Юрий Бригадир - Мезенцефалон
Я к чему. Если бы мне в детстве такая отрава попалась, я бы переблевался, возненавидел бы дружбу народов и точно не стал бы завсегдатаем наркологического кабинета. А так я заглотил не только амброзию, но и крючок, на который позже крепко сел.
Шли годы. Аж два, по-моему, прошло. И из десятилетнего я превратился в двенадцатилетнего. На семейных праздниках я теперь больше отсутствовал, чем присутствовал, поэтому, ежели и представлялся случай принять на грудь, то это было во дворе. В сарае. В лесу. На речке. На стройке. Вообще во всех тех местах, где водится пацанва. Уже попробовал пиво. Вкус не приглянулся. Попробовал сухое. Заметно лучше, но не понравилось, что оно кислое. Водка считалась взрослым напитком, поэтому мы ее даже в расчет не брали. Но скинулись и купили «Стрелецкой». После нее в наших глазах на пару недель натурально поселился ужас. В компании юных прожигателей жизни я, помню, заикнулся про кофейный ликер, ребята сходили посмотреть на бутылку и купили яблочного вина. На мой резонный вопрос, где же ликер, они в ответ спросили, знаю ли я, сколько он стоит. Я сказал, что понятия не имею. Тогда мне налили полстакана янтарной, сладкой, крепкой амброзии, я ее выпил и до института уже больше ничего не пробовал. Не было смысла бежать от действительности.

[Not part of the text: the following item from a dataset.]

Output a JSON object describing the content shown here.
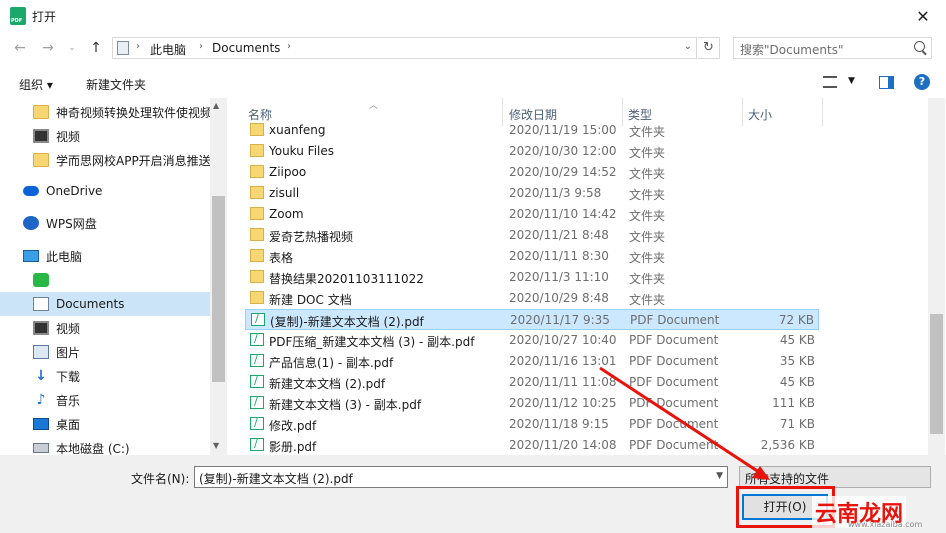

Вспоминая это, я не могу сказать, что мы пили вот, прямо, жаждая – аж пиздец. Нет, конечно. Взрослые! Те, у кого сейчас деткам-кокеткам по двенадцать лет! Вы думаете, они играют в куклы? В прятки? В войнушку, в казаков-разбойников, в красных и белых, в шпионов, в салочки? Не-а… Они играют в ВАС. Чтобы потом ВАМИ и стать. А вы говорите, нынешняя молодежь ужасна… Ну не вы, не вы… неизвестный автор египетского папируса. Через полторы тысячи лет эти слова повторит Аристотель. И словно в насмешку еще через две Пикассо добавит: «Но самое ужасное, что мы к ней не принадлежим». Я не такой максималист, как он. К молодежи я отношусь безразлично. То есть если она завтра ВСЯ умрет, я буду против. На хрен мне эти груды гниющего мяса?.. Пусть живут. Они мне напоминают мальков золотых рыбок. Если кто разводил их, знает – бывает полностью бракованный выводок. И следующий тоже. А на третий раз вдруг – из пятисот уродцев одна действительно Золотая Рыбка. Остальных аквариумист, конечно, смоет в унитаз. В гетто, в мексиканские кварталы, в спальные районы и заброшенные сибирские деревни. Я начал жить в трущобах городских… и слов вообще… не говорил…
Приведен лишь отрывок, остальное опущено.